Неаполитанские живописцы, одни во всей Италии, сохранили предания старого времени. Они ведут жизнь рабочую, проводят целые дни в своих студиях. У кого не хватает искренней любви к искусству, всегда найдется достаточный запас зависти, соревнования и желания добиться известности. Они дичатся, и сойтись с ними дело не легкое.
В числе моих обыкновенных знакомых не было ни одного, сколько-нибудь сочувствовавшего мне в этом отношении. Заговорите о музыке с любым неаполитанцем, и вы всегда найдете в нем горячего, страстного и толкового дилетанта. А живопись – для них мертвая буква.
Я лежал, преданный всем этим соображениям. Вдруг в коридоре послышались твердые шаги, и звучный баритон напевал следующие стихи из неаполитанской баркаролы:
Tu sei l’impero dell’armonia,
Santa Lucia, Santa Lucia
[180].
Вошел приятель мой импровизатор Дженнаро, малый лет тридцати пяти, высокого роста, стройный с красивым, веселым и дерзким лицом.
Дженнаро известен всем иностранцам, посетившим Неаполь, как какая-нибудь знаменитая статуя бывшего музея Borbonico
[181], как развалины Помпеи, как сам Везувий. Был он избалован до крайности, но его чересчур развязные манеры в обращении с людьми, привыкшими встречать некоторого рода уважение к себе, по крайней мере наружное, от людей его класса, – эти манеры продукт всей его вольной, нищенской жизни. Впрочем, Дженнаро – далеко не нищий. Он одевается, как трактирный лакей средней руки; он дорого заплатил когда-то за свою гитару, которую бережет, как друга и как верный источник доходов.

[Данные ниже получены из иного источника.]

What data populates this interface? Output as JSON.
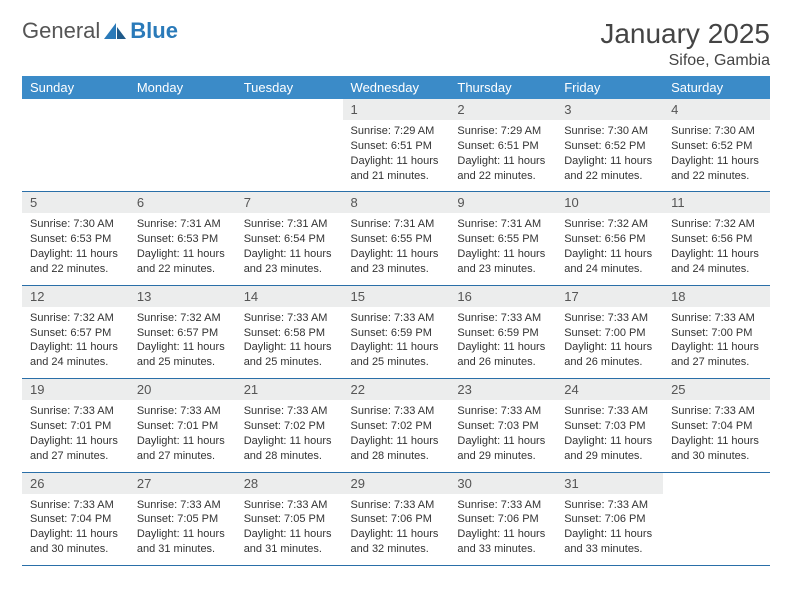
{
  "logo": {
    "text1": "General",
    "text2": "Blue"
  },
  "title": "January 2025",
  "location": "Sifoe, Gambia",
  "colors": {
    "header_bg": "#3b8bc8",
    "header_text": "#ffffff",
    "daynum_bg": "#eceded",
    "row_border": "#2a6fa8",
    "logo_blue": "#2a7ab9",
    "body_text": "#333333"
  },
  "day_headers": [
    "Sunday",
    "Monday",
    "Tuesday",
    "Wednesday",
    "Thursday",
    "Friday",
    "Saturday"
  ],
  "weeks": [
    [
      {
        "n": "",
        "sunrise": "",
        "sunset": "",
        "daylight": "",
        "e": true
      },
      {
        "n": "",
        "sunrise": "",
        "sunset": "",
        "daylight": "",
        "e": true
      },
      {
        "n": "",
        "sunrise": "",
        "sunset": "",
        "daylight": "",
        "e": true
      },
      {
        "n": "1",
        "sunrise": "Sunrise: 7:29 AM",
        "sunset": "Sunset: 6:51 PM",
        "daylight": "Daylight: 11 hours and 21 minutes."
      },
      {
        "n": "2",
        "sunrise": "Sunrise: 7:29 AM",
        "sunset": "Sunset: 6:51 PM",
        "daylight": "Daylight: 11 hours and 22 minutes."
      },
      {
        "n": "3",
        "sunrise": "Sunrise: 7:30 AM",
        "sunset": "Sunset: 6:52 PM",
        "daylight": "Daylight: 11 hours and 22 minutes."
      },
      {
        "n": "4",
        "sunrise": "Sunrise: 7:30 AM",
        "sunset": "Sunset: 6:52 PM",
        "daylight": "Daylight: 11 hours and 22 minutes."
      }
    ],
    [
      {
        "n": "5",
        "sunrise": "Sunrise: 7:30 AM",
        "sunset": "Sunset: 6:53 PM",
        "daylight": "Daylight: 11 hours and 22 minutes."
      },
      {
        "n": "6",
        "sunrise": "Sunrise: 7:31 AM",
        "sunset": "Sunset: 6:53 PM",
        "daylight": "Daylight: 11 hours and 22 minutes."
      },
      {
        "n": "7",
        "sunrise": "Sunrise: 7:31 AM",
        "sunset": "Sunset: 6:54 PM",
        "daylight": "Daylight: 11 hours and 23 minutes."
      },
      {
        "n": "8",
        "sunrise": "Sunrise: 7:31 AM",
        "sunset": "Sunset: 6:55 PM",
        "daylight": "Daylight: 11 hours and 23 minutes."
      },
      {
        "n": "9",
        "sunrise": "Sunrise: 7:31 AM",
        "sunset": "Sunset: 6:55 PM",
        "daylight": "Daylight: 11 hours and 23 minutes."
      },
      {
        "n": "10",
        "sunrise": "Sunrise: 7:32 AM",
        "sunset": "Sunset: 6:56 PM",
        "daylight": "Daylight: 11 hours and 24 minutes."
      },
      {
        "n": "11",
        "sunrise": "Sunrise: 7:32 AM",
        "sunset": "Sunset: 6:56 PM",
        "daylight": "Daylight: 11 hours and 24 minutes."
      }
    ],
    [
      {
        "n": "12",
        "sunrise": "Sunrise: 7:32 AM",
        "sunset": "Sunset: 6:57 PM",
        "daylight": "Daylight: 11 hours and 24 minutes."
      },
      {
        "n": "13",
        "sunrise": "Sunrise: 7:32 AM",
        "sunset": "Sunset: 6:57 PM",
        "daylight": "Daylight: 11 hours and 25 minutes."
      },
      {
        "n": "14",
        "sunrise": "Sunrise: 7:33 AM",
        "sunset": "Sunset: 6:58 PM",
        "daylight": "Daylight: 11 hours and 25 minutes."
      },
      {
        "n": "15",
        "sunrise": "Sunrise: 7:33 AM",
        "sunset": "Sunset: 6:59 PM",
        "daylight": "Daylight: 11 hours and 25 minutes."
      },
      {
        "n": "16",
        "sunrise": "Sunrise: 7:33 AM",
        "sunset": "Sunset: 6:59 PM",
        "daylight": "Daylight: 11 hours and 26 minutes."
      },
      {
        "n": "17",
        "sunrise": "Sunrise: 7:33 AM",
        "sunset": "Sunset: 7:00 PM",
        "daylight": "Daylight: 11 hours and 26 minutes."
      },
      {
        "n": "18",
        "sunrise": "Sunrise: 7:33 AM",
        "sunset": "Sunset: 7:00 PM",
        "daylight": "Daylight: 11 hours and 27 minutes."
      }
    ],
    [
      {
        "n": "19",
        "sunrise": "Sunrise: 7:33 AM",
        "sunset": "Sunset: 7:01 PM",
        "daylight": "Daylight: 11 hours and 27 minutes."
      },
      {
        "n": "20",
        "sunrise": "Sunrise: 7:33 AM",
        "sunset": "Sunset: 7:01 PM",
        "daylight": "Daylight: 11 hours and 27 minutes."
      },
      {
        "n": "21",
        "sunrise": "Sunrise: 7:33 AM",
        "sunset": "Sunset: 7:02 PM",
        "daylight": "Daylight: 11 hours and 28 minutes."
      },
      {
        "n": "22",
        "sunrise": "Sunrise: 7:33 AM",
        "sunset": "Sunset: 7:02 PM",
        "daylight": "Daylight: 11 hours and 28 minutes."
      },
      {
        "n": "23",
        "sunrise": "Sunrise: 7:33 AM",
        "sunset": "Sunset: 7:03 PM",
        "daylight": "Daylight: 11 hours and 29 minutes."
      },
      {
        "n": "24",
        "sunrise": "Sunrise: 7:33 AM",
        "sunset": "Sunset: 7:03 PM",
        "daylight": "Daylight: 11 hours and 29 minutes."
      },
      {
        "n": "25",
        "sunrise": "Sunrise: 7:33 AM",
        "sunset": "Sunset: 7:04 PM",
        "daylight": "Daylight: 11 hours and 30 minutes."
      }
    ],
    [
      {
        "n": "26",
        "sunrise": "Sunrise: 7:33 AM",
        "sunset": "Sunset: 7:04 PM",
        "daylight": "Daylight: 11 hours and 30 minutes."
      },
      {
        "n": "27",
        "sunrise": "Sunrise: 7:33 AM",
        "sunset": "Sunset: 7:05 PM",
        "daylight": "Daylight: 11 hours and 31 minutes."
      },
      {
        "n": "28",
        "sunrise": "Sunrise: 7:33 AM",
        "sunset": "Sunset: 7:05 PM",
        "daylight": "Daylight: 11 hours and 31 minutes."
      },
      {
        "n": "29",
        "sunrise": "Sunrise: 7:33 AM",
        "sunset": "Sunset: 7:06 PM",
        "daylight": "Daylight: 11 hours and 32 minutes."
      },
      {
        "n": "30",
        "sunrise": "Sunrise: 7:33 AM",
        "sunset": "Sunset: 7:06 PM",
        "daylight": "Daylight: 11 hours and 33 minutes."
      },
      {
        "n": "31",
        "sunrise": "Sunrise: 7:33 AM",
        "sunset": "Sunset: 7:06 PM",
        "daylight": "Daylight: 11 hours and 33 minutes."
      },
      {
        "n": "",
        "sunrise": "",
        "sunset": "",
        "daylight": "",
        "e": true
      }
    ]
  ]
}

Проживает Дженнаро несравненно больше какого-нибудь чиновника из Dicastero dell’interno
[182], хотя не держит квартиры, обедает в самой отвратительной gargotta
[183], и то по большей части заставляет себя угощать даром. Пьет он много, но, как неаполитанец, пьянеет сразу, а в Неаполе пропивать столько, сколько может он добывать – дело не легкое. Но Дженнаро страстный волокита, ревностный cavaliere servente и очень угодливый вздыхатель. Каждый день он влюблен в нескольких красавиц из хора Teatro Nuovo или la Fenice. В любви, впрочем, он не разборчив. Артистке он отдает сердце скорее, чем женщине, занимающейся делом даже в его глазах унизительным, но и те не встречают в нем убийственной жестокости. Дженнаро – аристократ в полном смысле этого слова, по наклонностям и по образу жизни. Никогда, в течение всей своей жизни, не покидал он самой аристократической части города: Santa Lucia, Riviera di Chiaia, Chiatamone, и королевский сад Villa Reale. Он встает очень поздно, обедает вечером, пьет кофе и делает кейф, как сам герцог Сиракузский. Кроме того, Дженнаро уважает только людей, имеющих собственные экипажи, живущих в богатых отелях и всегда щегольски одетых. Притом он не любит снобов; наконец, он смеется над англичанами, хотя от них зарабатывает всего больше. Особенной симпатией Дженнаро пользуются некоторые русские семейства, с которыми он успел познакомиться. В них любит он задушевную, порой разгульную сторону характера, которую не вполне заглушают привычки светской жизни.
Вместе с тем Дженнаро – отчаянный dilettante; он любит поболтать об искусстве вообще, о возвышенном в музыке; говорит порою страшную чепуху, необходимый результат его невежества и отсутствия всякого художественного изучения. Зато у него столько врожденного чувства изящного, такие громадные способности уха и голоса, что, без сомнения, он мог бы занять очень почетное место в кругу современных артистов, если бы когда-либо серьезно взглянул на искусство. У него так сильна музыкальная память, что он неоднократно повторял при мне наизусть целые оперы, прослышанные им один или два раза, но, конечно, переделав их по-своему. Скажу наконец, что он поет несколько русских песен, заучив по слуху их слова и мотивы, но не понимая вовсе их смысла.